Примет ли актер на себя этот груз? А также укор, брошенный сыном и словно бы — из деликатности — не замеченный нами, укор за молчание?

Для меня актер становился понемногу участником событий, то есть я уже пыталась вообразить, как он — не подлинный, из жизни, Журило, а именно актер — проведет тот или иной эпизод, и страшилась фальши. Может быть, этой фальши боялся и сам актер, потому и хотел вжиться в этот дом, в этот вечер и в эти разговоры?

Я потеряла ориентировку во времени, но чувствовала: оставаться долее в этом доме неловко и некрасиво; актер же, кажется, не ощущал ни малейшей неловкости, он и не собирался уходить отсюда. У меня мелькнула фантастическая мысль — не намерен ли он поселиться здесь навсегда, а что, если ему и не надо никакой роли, а нужно лишь пристанище, уют, надежные друзья, — и вот он нашел их совершенно случайно и больше никогда не расстанется с ними? Интересно, как отнеслись бы к этому хозяева?

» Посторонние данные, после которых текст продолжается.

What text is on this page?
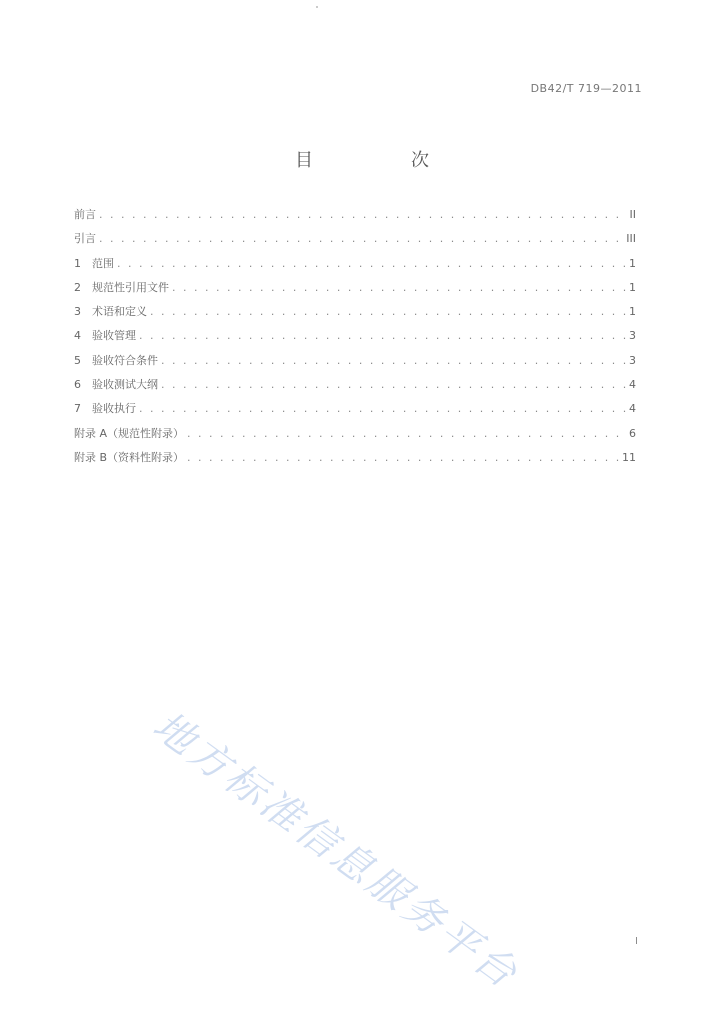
DB42/T 719—2011
目　次
前言 . . .	II
引言 . . .	III
1　范围 . . .	1
2　规范性引用文件 . . .	1
3　术语和定义 . . .	1
4　验收管理 . . .	3
5　验收符合条件 . . .	3
6　验收测试大纲 . . .	4
7　验收执行 . . .	4
附录 A（规范性附录） . . .	6
附录 B（资料性附录） . . .	11
地方标准信息服务平台	I
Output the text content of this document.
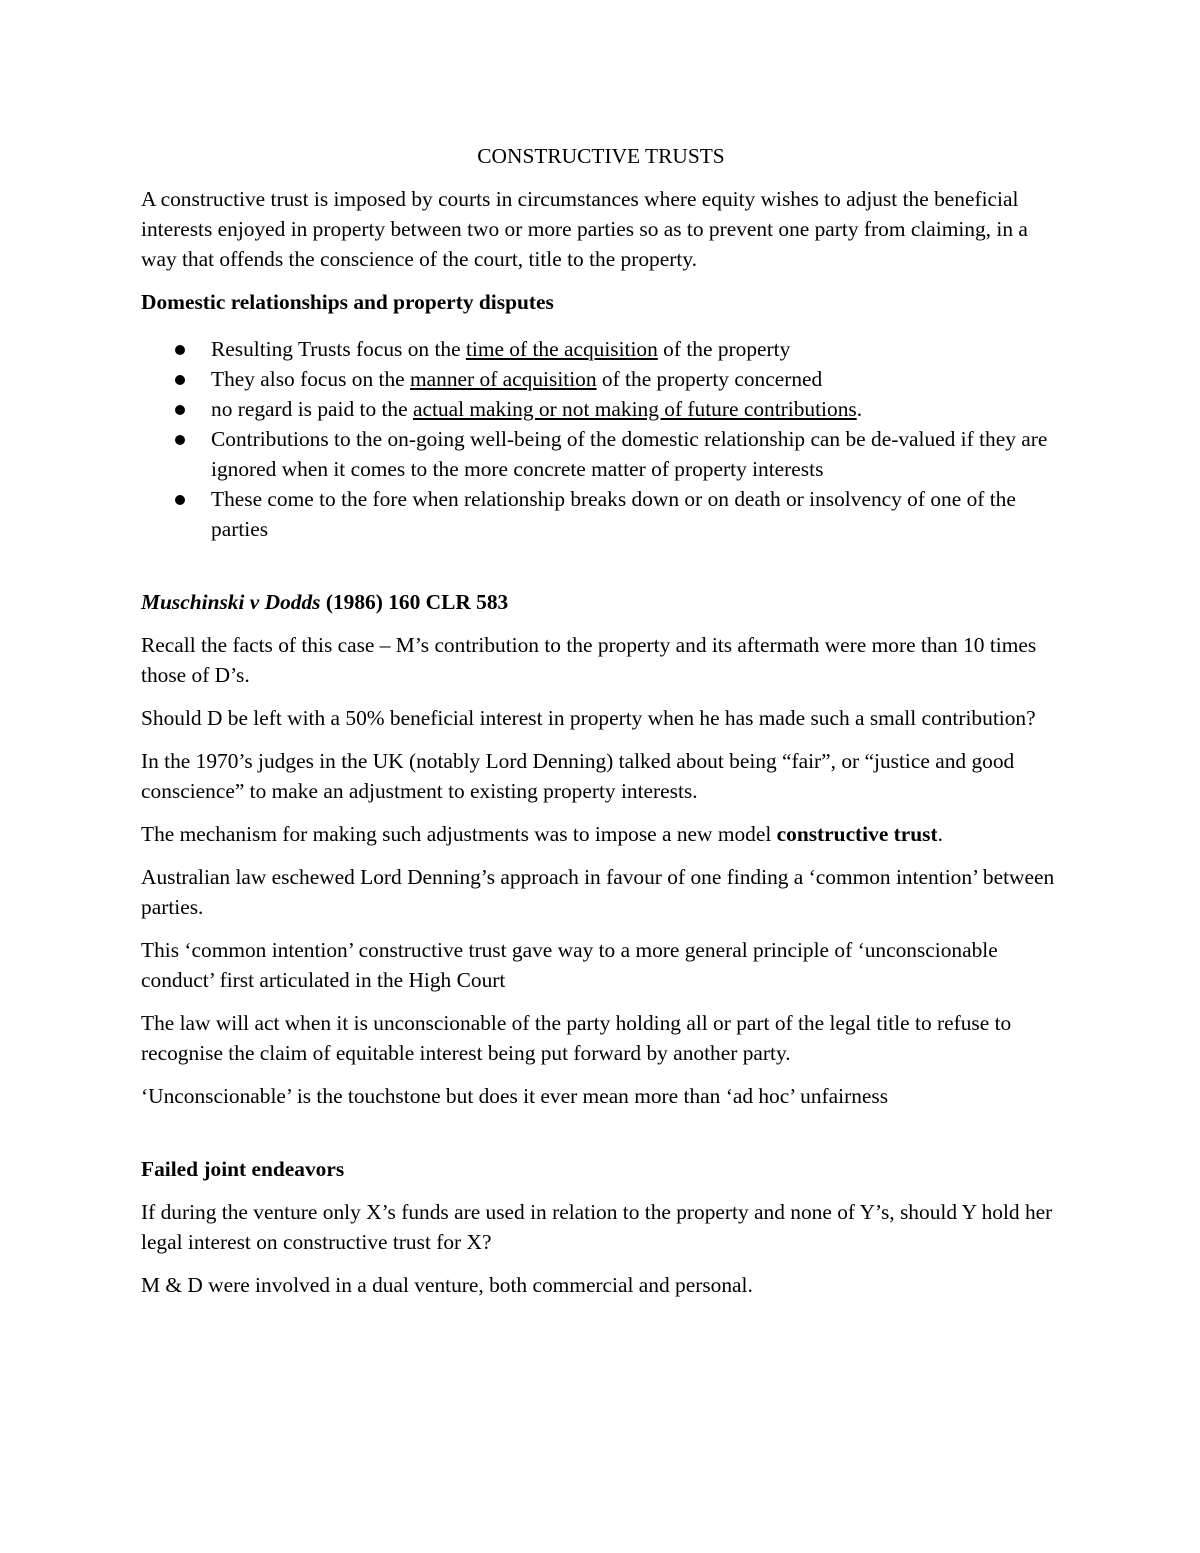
CONSTRUCTIVE TRUSTS

A constructive trust is imposed by courts in circumstances where equity wishes to adjust the beneficial interests enjoyed in property between two or more parties so as to prevent one party from claiming, in a way that offends the conscience of the court, title to the property.

Domestic relationships and property disputes
Resulting Trusts focus on the time of the acquisition of the property
They also focus on the manner of acquisition of the property concerned
no regard is paid to the actual making or not making of future contributions.
Contributions to the on-going well-being of the domestic relationship can be de-valued if they are ignored when it comes to the more concrete matter of property interests
These come to the fore when relationship breaks down or on death or insolvency of one of the parties

Muschinski v Dodds (1986) 160 CLR 583

Recall the facts of this case – M’s contribution to the property and its aftermath were more than 10 times those of D’s.

Should D be left with a 50% beneficial interest in property when he has made such a small contribution?

In the 1970’s judges in the UK (notably Lord Denning) talked about being “fair”, or “justice and good conscience” to make an adjustment to existing property interests.

The mechanism for making such adjustments was to impose a new model constructive trust.

Australian law eschewed Lord Denning’s approach in favour of one finding a ‘common intention’ between parties.

This ‘common intention’ constructive trust gave way to a more general principle of ‘unconscionable conduct’ first articulated in the High Court

The law will act when it is unconscionable of the party holding all or part of the legal title to refuse to recognise the claim of equitable interest being put forward by another party.

‘Unconscionable’ is the touchstone but does it ever mean more than ‘ad hoc’ unfairness

Failed joint endeavors

If during the venture only X’s funds are used in relation to the property and none of Y’s, should Y hold her legal interest on constructive trust for X?

M & D were involved in a dual venture, both commercial and personal.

Телефонный звонок был как еще один собеседник, который вмешался внезапно, но, на мой взгляд, очень кстати. Сын моего героя — или, может быть, уже не моего? или ничуть не героя? — подошел к телефону. Журило-старший повернулся в ту же сторону — какая широкая, могучая спина, за нею не видно ни меня, ни актера, может, нас и нет сейчас вовсе в этой комнате? Они оба прислушиваются к голосу телефонной трубки, голос проникает и в слух и в сознание обоих, хотя Журило-старший и не может слышать слов, сказанных по телефону, но читает их на лице сына. Богдан кладет трубку на стол, рядом с бутылкой вина и пепельницей, произносит полубессознательно:

— Сын. Говорят, все благополучно. И — сын.

А к т е р:

Играть придется в поте чела. Ведь этот человек не раз стирал рубаху от пота. Мокрую от пота и усталости.

Я  с к а з а л а:

Пойдемте, а? Пора. Работу свою мы выполнили, можно идти.

А к т е р  о т в е т и л:

Идти, конечно, надо. А работа только началась. По крайней мере, я завтра начну все сначала.

С ы н  с к а з а л:

Я поеду сейчас туда, к ней.

Он еще не умел говорить «к ним» и сказал «к ней».

О т е ц  в о з р а з и л:

Смешные вещи говоришь. Нужен ты там сейчас. Разбужу на рассвете — поедешь.

С ы н:

Нет, я должен ехать сейчас, она ждет меня.

О т е ц:

Успокойся. Ей сейчас никого не надо. Даже тебя. Разбужу на рассвете, тогда и поедешь.

С ы н:

Хорошо, разбуди меня на рассвете. Только обязательно. Да я, верно, и не засну.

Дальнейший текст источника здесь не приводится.